The equal pay agreement has been hailed as historic ©Getty Images

US Soccer has announced agreements which will reportedly achieve equal pay between the men’s and women’s national teams.

US Soccer said the first-of-their-kind agreements with the Women's National Team Players Association (USWNTPA) and the United States National Soccer Team Players Association (USNSTPA) will run until 2028.

The organisation said these will achieve equal pay through identical economic terms.

The collective bargaining agreements will pool and share a portion of prize money paid for the teams’ participation in the 2022 Men’s World Cup and the 2023 Women’s World Cup.

Players will be paid an equal percentage of the collective prize money paid by FIFA for the teams’ participation and performance in their respective World Cups, which will be mirrored for the 2026 and 2027 FIFA World Cup tournaments.

National team players will earn identical appearance frees and bonuses for matches.

Women’s national team players will no longer receive guaranteed salaries as part of the agreements, while those who play in the National Women's Soccer League will no longer have their salaries paid by US Soccer.

US Soccer said it will also share a portion of its broadcast, partner and sponsorship revenue with an equal split between the two national teams, which is hoped will provide additional encouragement to work together to grow the sport.

The agreements come after the conclusion of a long-running legal battle between US Soccer and the women’s national team.

A settlement of $24 million (£18.4 million/€22 million) plus bonuses was reached in February, which sought to end the six-year dispute over alleged wage discrimination.

The settlement included the players splitting $22 million (£16.9 million/€20.2 million) - around one-third of what they sought in damages - and a $2 million (£1.5 million/€1.8 million) fund to aid athletes in their post-playing careers.

One of the biggest obstacles had been the distribution of FIFA prize money between the two teams, for which US Soccer has blamed the huge difference in pay between the men's national team and the women's national team.

An estimated total of $400 million (£307 million/€367 million) was split between the 32 teams that competed at the previous edition of the men’s World Cup in 2018.

In contrast, the 24 women's teams in the 2019 World Cup received around $30 million (£23 million/€27 million) - 7.5 per cent of the figure the men’s teams received.

US Soccer said the agreements were a "necessary and critical step to resolution".

"These agreements have changed the game forever here in the United States and have the potential to change the game around the world," said Cindy Parlow Cone, US Soccer President.

"US Soccer and the USWNT and USMNT players have reset their relationship with these new agreements and are leading us forward to an incredibly exciting new phase of mutual growth and collaboration as we continue our mission to become the preeminent sport in the United States.

"I am grateful for the commitment and collaboration of both the men’s and women’s national teams and I am incredibly proud of the hard work that has led to this moment.

"Everyone who cares about our sport should share in this pride as we look forward to working together to grow soccer for generations to come."

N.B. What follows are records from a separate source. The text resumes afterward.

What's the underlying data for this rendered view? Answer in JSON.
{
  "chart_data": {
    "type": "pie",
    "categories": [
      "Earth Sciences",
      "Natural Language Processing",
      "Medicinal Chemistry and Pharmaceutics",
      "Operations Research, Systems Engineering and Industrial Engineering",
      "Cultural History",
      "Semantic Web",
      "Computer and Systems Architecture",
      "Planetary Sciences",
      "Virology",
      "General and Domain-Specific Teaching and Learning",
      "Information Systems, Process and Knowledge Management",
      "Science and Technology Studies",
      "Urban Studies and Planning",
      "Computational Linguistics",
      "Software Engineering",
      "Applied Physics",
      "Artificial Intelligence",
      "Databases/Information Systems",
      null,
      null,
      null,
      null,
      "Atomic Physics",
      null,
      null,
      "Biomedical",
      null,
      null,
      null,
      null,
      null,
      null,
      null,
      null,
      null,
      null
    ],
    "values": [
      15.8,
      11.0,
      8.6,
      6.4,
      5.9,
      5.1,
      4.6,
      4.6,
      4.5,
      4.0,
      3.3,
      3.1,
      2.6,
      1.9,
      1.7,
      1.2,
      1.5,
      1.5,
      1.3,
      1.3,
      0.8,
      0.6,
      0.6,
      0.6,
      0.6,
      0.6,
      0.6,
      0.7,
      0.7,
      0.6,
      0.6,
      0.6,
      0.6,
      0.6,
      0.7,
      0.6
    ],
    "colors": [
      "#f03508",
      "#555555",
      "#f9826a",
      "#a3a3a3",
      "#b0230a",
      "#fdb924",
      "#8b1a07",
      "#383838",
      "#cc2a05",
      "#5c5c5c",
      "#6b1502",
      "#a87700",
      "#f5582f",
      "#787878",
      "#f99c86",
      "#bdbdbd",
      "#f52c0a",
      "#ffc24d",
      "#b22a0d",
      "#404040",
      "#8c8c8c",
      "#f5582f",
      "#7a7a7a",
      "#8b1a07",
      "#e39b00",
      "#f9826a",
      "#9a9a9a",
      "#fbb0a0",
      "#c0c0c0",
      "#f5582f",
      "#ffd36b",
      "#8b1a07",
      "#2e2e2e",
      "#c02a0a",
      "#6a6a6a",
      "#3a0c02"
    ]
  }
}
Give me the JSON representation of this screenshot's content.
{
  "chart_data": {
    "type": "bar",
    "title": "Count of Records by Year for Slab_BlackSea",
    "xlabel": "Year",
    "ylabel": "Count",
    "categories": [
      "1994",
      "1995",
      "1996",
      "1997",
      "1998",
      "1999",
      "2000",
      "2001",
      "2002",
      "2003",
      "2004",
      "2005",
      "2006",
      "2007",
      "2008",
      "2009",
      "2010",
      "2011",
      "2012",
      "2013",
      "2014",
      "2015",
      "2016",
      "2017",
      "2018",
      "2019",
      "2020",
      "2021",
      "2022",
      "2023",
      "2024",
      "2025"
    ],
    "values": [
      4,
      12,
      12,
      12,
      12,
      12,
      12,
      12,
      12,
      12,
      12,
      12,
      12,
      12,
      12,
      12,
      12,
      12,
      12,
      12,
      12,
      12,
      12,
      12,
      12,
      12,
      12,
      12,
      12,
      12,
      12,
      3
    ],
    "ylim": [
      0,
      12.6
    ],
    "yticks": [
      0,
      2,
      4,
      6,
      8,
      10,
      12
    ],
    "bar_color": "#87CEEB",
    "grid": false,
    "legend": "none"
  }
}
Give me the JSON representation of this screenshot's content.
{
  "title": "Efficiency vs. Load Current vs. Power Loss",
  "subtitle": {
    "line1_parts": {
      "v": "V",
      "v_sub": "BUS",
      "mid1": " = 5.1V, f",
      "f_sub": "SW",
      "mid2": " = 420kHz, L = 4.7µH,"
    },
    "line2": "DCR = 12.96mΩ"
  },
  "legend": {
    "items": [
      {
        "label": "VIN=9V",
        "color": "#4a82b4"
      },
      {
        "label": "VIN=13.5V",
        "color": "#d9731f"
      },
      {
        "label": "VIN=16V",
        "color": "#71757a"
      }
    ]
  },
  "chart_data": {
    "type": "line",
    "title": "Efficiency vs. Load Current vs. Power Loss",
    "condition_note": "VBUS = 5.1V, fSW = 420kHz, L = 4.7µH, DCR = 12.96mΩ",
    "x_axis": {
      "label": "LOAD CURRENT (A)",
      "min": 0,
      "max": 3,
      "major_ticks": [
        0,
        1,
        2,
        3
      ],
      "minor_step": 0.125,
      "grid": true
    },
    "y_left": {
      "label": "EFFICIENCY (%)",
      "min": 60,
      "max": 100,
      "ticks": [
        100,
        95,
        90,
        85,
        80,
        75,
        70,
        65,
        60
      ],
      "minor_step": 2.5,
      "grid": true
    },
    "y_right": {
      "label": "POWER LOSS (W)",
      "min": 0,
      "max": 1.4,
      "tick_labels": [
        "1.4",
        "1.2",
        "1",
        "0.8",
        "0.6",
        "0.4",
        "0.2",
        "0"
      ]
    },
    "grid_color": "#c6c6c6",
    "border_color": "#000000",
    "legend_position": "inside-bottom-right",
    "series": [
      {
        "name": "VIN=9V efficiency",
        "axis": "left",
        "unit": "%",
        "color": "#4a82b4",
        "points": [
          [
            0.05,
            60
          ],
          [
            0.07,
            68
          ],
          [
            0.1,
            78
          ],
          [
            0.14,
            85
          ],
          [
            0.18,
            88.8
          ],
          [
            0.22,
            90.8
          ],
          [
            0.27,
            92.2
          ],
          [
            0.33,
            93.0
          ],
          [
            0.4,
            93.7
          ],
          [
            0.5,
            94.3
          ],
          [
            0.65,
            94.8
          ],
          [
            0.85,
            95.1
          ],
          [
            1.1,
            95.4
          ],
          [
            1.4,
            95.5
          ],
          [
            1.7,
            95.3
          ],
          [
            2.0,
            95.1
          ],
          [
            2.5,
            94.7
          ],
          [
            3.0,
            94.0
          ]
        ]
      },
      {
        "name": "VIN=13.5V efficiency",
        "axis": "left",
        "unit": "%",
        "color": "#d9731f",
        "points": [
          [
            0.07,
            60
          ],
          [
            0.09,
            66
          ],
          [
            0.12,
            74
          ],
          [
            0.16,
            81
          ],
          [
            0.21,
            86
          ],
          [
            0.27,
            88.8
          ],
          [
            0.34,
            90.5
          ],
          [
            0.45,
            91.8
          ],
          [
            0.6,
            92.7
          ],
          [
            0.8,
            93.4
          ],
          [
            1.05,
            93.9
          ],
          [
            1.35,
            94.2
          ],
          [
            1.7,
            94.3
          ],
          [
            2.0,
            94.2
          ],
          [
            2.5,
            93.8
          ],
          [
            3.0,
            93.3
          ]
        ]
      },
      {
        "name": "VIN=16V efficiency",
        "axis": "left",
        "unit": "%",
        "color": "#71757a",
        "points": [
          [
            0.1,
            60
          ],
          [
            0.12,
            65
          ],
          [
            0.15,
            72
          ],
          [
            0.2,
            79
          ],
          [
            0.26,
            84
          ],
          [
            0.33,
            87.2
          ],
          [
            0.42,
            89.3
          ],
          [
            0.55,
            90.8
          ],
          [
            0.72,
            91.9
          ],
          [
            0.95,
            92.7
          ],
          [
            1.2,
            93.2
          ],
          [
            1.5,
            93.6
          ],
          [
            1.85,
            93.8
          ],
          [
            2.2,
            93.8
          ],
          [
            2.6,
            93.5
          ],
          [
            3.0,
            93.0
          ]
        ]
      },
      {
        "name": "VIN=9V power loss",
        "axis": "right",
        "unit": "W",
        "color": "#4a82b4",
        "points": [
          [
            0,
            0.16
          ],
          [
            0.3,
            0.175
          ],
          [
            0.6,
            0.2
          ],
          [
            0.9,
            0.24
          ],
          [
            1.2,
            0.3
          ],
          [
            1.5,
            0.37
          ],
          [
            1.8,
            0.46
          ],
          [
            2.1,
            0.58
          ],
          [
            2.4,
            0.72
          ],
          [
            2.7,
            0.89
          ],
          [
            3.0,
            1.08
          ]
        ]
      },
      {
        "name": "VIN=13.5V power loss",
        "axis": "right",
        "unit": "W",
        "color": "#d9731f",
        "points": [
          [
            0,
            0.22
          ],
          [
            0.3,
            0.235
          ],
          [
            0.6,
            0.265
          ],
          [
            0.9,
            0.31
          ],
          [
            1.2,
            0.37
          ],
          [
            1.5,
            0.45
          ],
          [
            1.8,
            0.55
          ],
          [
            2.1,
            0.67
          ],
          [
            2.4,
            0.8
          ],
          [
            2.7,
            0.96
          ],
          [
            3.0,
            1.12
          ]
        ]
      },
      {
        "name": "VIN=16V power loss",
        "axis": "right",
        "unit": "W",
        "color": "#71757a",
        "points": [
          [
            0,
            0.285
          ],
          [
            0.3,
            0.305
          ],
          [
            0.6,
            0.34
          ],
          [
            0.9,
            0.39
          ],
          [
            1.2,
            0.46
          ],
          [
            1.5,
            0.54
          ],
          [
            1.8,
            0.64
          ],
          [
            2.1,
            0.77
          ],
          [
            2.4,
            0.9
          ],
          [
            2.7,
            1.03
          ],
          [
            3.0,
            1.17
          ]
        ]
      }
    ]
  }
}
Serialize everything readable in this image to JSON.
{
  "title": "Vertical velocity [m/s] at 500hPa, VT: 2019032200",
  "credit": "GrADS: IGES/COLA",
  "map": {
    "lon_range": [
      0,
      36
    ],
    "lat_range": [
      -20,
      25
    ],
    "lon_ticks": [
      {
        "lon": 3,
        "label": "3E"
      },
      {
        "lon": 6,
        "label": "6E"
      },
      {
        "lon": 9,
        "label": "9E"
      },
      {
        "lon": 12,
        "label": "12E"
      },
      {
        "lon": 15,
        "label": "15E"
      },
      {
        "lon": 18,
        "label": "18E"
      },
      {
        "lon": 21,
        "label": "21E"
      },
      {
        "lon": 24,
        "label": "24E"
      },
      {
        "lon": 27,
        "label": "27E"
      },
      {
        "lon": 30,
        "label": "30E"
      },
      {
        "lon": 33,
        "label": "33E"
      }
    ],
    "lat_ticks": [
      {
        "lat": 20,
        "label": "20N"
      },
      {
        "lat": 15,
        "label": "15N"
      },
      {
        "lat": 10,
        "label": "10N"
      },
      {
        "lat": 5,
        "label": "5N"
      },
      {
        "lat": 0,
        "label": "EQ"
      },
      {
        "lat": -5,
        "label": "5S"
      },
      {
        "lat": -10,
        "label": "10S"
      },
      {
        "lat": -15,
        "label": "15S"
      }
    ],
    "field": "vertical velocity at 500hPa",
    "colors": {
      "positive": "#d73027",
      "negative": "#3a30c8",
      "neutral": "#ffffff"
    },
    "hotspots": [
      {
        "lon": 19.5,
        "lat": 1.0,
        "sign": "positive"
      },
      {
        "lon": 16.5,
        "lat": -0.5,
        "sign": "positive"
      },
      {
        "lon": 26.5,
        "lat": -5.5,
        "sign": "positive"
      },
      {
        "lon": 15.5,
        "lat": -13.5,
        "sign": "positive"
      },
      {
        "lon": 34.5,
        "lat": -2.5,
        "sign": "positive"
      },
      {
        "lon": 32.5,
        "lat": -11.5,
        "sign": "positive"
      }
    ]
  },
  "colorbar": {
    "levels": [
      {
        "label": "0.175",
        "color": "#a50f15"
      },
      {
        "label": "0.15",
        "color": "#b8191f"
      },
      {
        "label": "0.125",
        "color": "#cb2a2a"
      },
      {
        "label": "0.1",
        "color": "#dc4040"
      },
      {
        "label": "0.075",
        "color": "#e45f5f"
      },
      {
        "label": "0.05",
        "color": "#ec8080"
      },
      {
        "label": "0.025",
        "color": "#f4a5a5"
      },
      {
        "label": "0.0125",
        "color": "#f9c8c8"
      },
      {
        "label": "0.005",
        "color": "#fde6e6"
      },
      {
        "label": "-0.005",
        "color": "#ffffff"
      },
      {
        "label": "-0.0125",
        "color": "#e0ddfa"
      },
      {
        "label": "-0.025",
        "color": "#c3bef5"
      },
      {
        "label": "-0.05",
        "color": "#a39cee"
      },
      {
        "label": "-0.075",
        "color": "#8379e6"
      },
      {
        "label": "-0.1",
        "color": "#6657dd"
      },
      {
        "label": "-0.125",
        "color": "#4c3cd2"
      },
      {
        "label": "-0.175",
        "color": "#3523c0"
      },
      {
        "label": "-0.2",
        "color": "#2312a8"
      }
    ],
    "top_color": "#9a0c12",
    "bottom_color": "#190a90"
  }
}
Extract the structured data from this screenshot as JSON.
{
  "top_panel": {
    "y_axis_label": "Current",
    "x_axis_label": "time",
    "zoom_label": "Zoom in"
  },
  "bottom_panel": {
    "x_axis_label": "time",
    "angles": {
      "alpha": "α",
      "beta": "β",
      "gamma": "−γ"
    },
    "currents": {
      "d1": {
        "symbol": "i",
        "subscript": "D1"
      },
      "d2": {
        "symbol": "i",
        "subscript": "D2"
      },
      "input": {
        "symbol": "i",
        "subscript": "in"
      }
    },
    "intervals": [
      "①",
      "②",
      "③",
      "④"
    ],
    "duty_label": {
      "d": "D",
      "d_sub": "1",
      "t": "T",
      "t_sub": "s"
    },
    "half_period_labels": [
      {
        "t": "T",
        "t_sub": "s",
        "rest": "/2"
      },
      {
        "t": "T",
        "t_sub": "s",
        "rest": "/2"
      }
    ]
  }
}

Alex Morgan, who was among the players to have taken legal action, said agreement was a "historic moment" for the women’s national team and was "so proud of all the work put in to make this happen."

US Soccer will provide childcare benefits to men’s national team players, as it has for the women’s team for more than 25 years.

Equality of venues, hotel accommodation, staff and charter flights are also included in the agreements.